Telecompaper
Maroc Telecom’s revenues in its home market Morocco decreased by 5.6 percent to MAD 15.32 billion for the first nine months of the year. This follows the reintroduction of asymmetric mobile termination rates in March and the liberalization of IP telephony in November 2016.
Revenues from outgoing services still grew by 1.2 percent, sustained by the mobile and fixed broadband services, whose revenues registered strong growth of 55 percent and 10.1 percent respectively.
EBITDA amounted to MAD 8.13 billion, down 5.8 percent from MAD 8.63 billion in the same period of 2016 due to the decline in revenues. The EBITDA margin was almost stable (-0.1 pts) thanks to the 0.5 pts improvement in the gross margin and the 3.4 percent decline in operating costs, reflecting the success of the voluntary redundancy plan with 1,026 employees.

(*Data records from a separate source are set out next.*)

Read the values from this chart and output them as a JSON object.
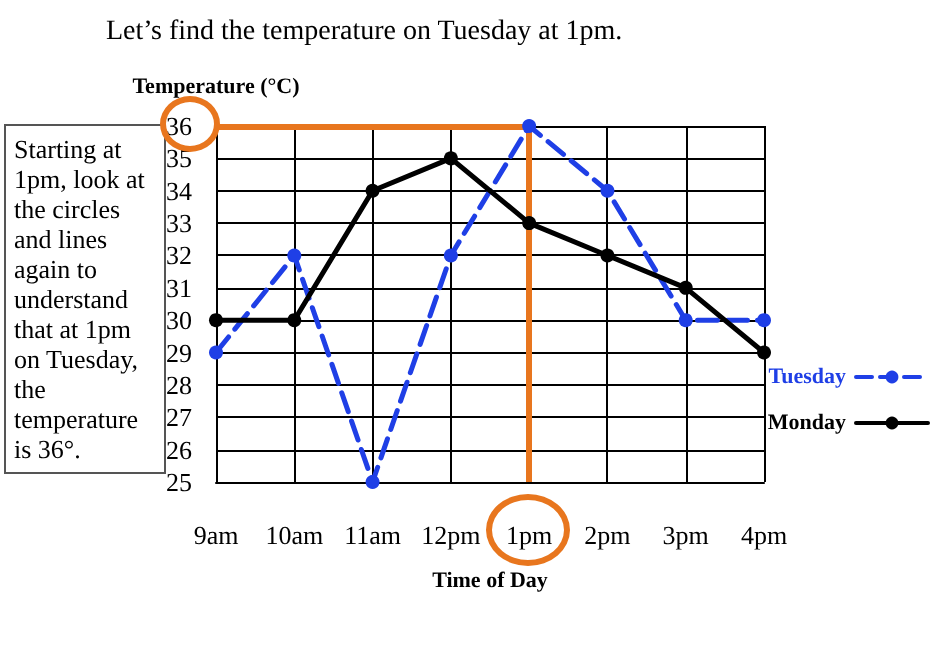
{
  "chart_data": {
    "type": "line",
    "title": "Let’s find the temperature on Tuesday at 1pm.",
    "xlabel": "Time of Day",
    "ylabel": "Temperature (°C)",
    "categories": [
      "9am",
      "10am",
      "11am",
      "12pm",
      "1pm",
      "2pm",
      "3pm",
      "4pm"
    ],
    "series": [
      {
        "name": "Tuesday",
        "color": "#1f3fe6",
        "line_style": "dashed",
        "values": [
          29,
          32,
          25,
          32,
          36,
          34,
          30,
          30
        ]
      },
      {
        "name": "Monday",
        "color": "#000000",
        "line_style": "solid",
        "values": [
          30,
          30,
          34,
          35,
          33,
          32,
          31,
          29
        ]
      }
    ],
    "ylim": [
      25,
      36
    ],
    "yticks": [
      25,
      26,
      27,
      28,
      29,
      30,
      31,
      32,
      33,
      34,
      35,
      36
    ],
    "grid": true,
    "marker": "circle",
    "legend": "right",
    "ref_lines": [
      {
        "axis": "y",
        "value": 36,
        "color": "#e8761e"
      },
      {
        "axis": "x",
        "value": "1pm",
        "color": "#e8761e"
      }
    ],
    "annotations": [
      "Starting at 1pm, look at the circles and lines again to understand that at 1pm on Tuesday, the temperature is 36°."
    ]
  }
}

Adjusted earnings from operations (EBITA) were down 8.7 percent to MAD 5.32 billion from MAD 5.83 billion. This decline was due to the drop in EBITDA and the 0.7 percent increase in depreciation charges reflecting heavy investments to extend the 4G+ network and the fibre-optic network. The adjusted EBITA margin was 34.7 percent.
Adjusted cash flow from operations in Morocco was up 8.7 percent to MAD 5.33 billion thanks to close management of working capital requirements.
The mobile customer base numbered 18.9 million at 30 September, up 1.5 percent year-on-year, thanks to the 2.5 percent increase in postpaid customers and 1.3 percent increase in prepaid customers. Due to the restrictive regulatory environment and the decline in incoming international traffic following the liberalization of IP telephony, mobile revenues decreased by 6.7 percent compared with the same period of the previous year, to MAD 9.99 billion.
The fixed-line customer base increased by 4.2 percent to 1.7 million lines, and broadband customers rose by 9.5 percent to 1.3 million. Fixed-line and internet operations in Morocco generated revenues of MAD 6.69 billion, relatively unchanged (-0.7%) from the same period in 2016 despite the 14.7 percent drop in income from international transit minutes, which is a very low-margin business.